Interaction of Mesenchymal Stem/Stromal Cells with Immune Populations: Immunomodulation through Mitochondrial Transfer in the context of Allo-HSCT for patients with malignant hematological disorders
PEROUF R. 1, EL OUAFY M. 1, POCHON C. 1,2, CHARIF N. 1, GUELTON A. 1, D'AVENI-PINEY M. 1,2, RUBIO M. 1,2, DE ISLA N. 1
1 IMoPA UMR 7365 CNRS, Vandoeuvre-Lès-Nancy, France; 2 Université de Lorraine, CHRU Nancy Brabois Département d’Hématologie, Nancy, France , Vandoeuvre-Lès-Nancy , France
Oral Presentation or Poster
Malignant hematological disorders are characterized by abnormal proliferation of blasts within the hematopoietic niche, resulting in a deficiency of blood and immune cells. Allogeneic hematopoietic stem cell transplantation (allo-HSCT) is currently the only curative treatment after chemotherapy to achieve remission. The bone marrow microenvironment plays a crucial role in the success of this therapy. Numerous studies have highlighted the significance of interactions between hematopoietic cells and mesenchymal stromal cells (MSCs). Recently, mitochondrial transfer from MSCs to leukemic blasts, promoting their survival during therapeutic intervention, have been highlighted. In this study, we focused on mitochondria transfer between MSCs and immune cells of the hematopoietic niche, such as T lymphocytes, dendritic cells, and iNKT cells.

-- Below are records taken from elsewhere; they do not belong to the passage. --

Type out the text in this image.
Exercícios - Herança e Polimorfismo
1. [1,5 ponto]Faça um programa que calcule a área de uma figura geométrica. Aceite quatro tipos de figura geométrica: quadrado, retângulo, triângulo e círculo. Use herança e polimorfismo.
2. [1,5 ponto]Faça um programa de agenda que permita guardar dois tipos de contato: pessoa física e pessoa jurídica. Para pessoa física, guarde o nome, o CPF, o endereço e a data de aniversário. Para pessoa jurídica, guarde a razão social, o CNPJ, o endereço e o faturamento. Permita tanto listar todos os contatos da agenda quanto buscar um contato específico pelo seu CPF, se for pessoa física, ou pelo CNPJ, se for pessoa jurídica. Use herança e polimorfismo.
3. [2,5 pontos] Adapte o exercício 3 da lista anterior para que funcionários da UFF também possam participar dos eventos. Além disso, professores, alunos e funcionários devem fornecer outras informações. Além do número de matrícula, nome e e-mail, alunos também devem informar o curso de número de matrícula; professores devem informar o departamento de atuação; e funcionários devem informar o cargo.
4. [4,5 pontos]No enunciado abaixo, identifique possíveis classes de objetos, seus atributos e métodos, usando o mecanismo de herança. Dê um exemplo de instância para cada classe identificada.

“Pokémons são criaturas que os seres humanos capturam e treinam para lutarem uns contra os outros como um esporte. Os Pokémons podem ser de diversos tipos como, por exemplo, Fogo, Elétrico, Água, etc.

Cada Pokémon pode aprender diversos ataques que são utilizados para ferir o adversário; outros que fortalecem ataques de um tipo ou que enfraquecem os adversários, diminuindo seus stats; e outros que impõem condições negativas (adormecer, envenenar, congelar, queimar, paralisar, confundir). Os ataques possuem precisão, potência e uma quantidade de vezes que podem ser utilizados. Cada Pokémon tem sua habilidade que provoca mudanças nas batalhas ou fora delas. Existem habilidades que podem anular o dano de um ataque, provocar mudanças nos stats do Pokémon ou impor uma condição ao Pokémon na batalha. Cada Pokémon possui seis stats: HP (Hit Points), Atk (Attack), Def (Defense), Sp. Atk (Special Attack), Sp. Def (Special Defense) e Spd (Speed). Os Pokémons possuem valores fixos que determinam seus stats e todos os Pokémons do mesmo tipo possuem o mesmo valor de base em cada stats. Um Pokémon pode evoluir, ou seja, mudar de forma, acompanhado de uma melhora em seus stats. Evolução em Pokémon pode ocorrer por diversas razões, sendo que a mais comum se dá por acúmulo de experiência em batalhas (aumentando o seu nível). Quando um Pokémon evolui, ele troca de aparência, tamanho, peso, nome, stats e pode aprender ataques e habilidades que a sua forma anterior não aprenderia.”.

We could produce bone marrow-derived MSCs from leukemic patients when they were in complete remission, before allo-HSCT, and explored their senescence status and capacities to transfer mitochondria to immune cells from healthy donors. Our findings demonstrate that MSCs can transfer mitochondria to T, iNKT and DCs. In particular, we have shown that mitochondrial transfer could impact T cell metabolism and was associated with reduce T cell proliferation in vitro. Additionally, we have shown that patient-derived MSCs mitochondrial transfer to such immune populations is inversely correlated to the level of MSCs’ senescence. Furthermore, we have characterized mitochondrial dysfunction associated with the MSC senescence state as a factor regulating the capacity of MSCs to transfer mitochondria. Correlations with post-transplant outcomes, suggest that the degree of MSCs senescence can influence bone marrow microenvironment inflammatory status and correlates with the risk of disease relapse or the occurrence of graft-versus-host disease. Our results highlight the potential interest of modulating MSCs’ metabolism and senescence to influence the transfer of mitochondria to immune populations to prevent relapse or graft-versus-host disease after allo-HSCT.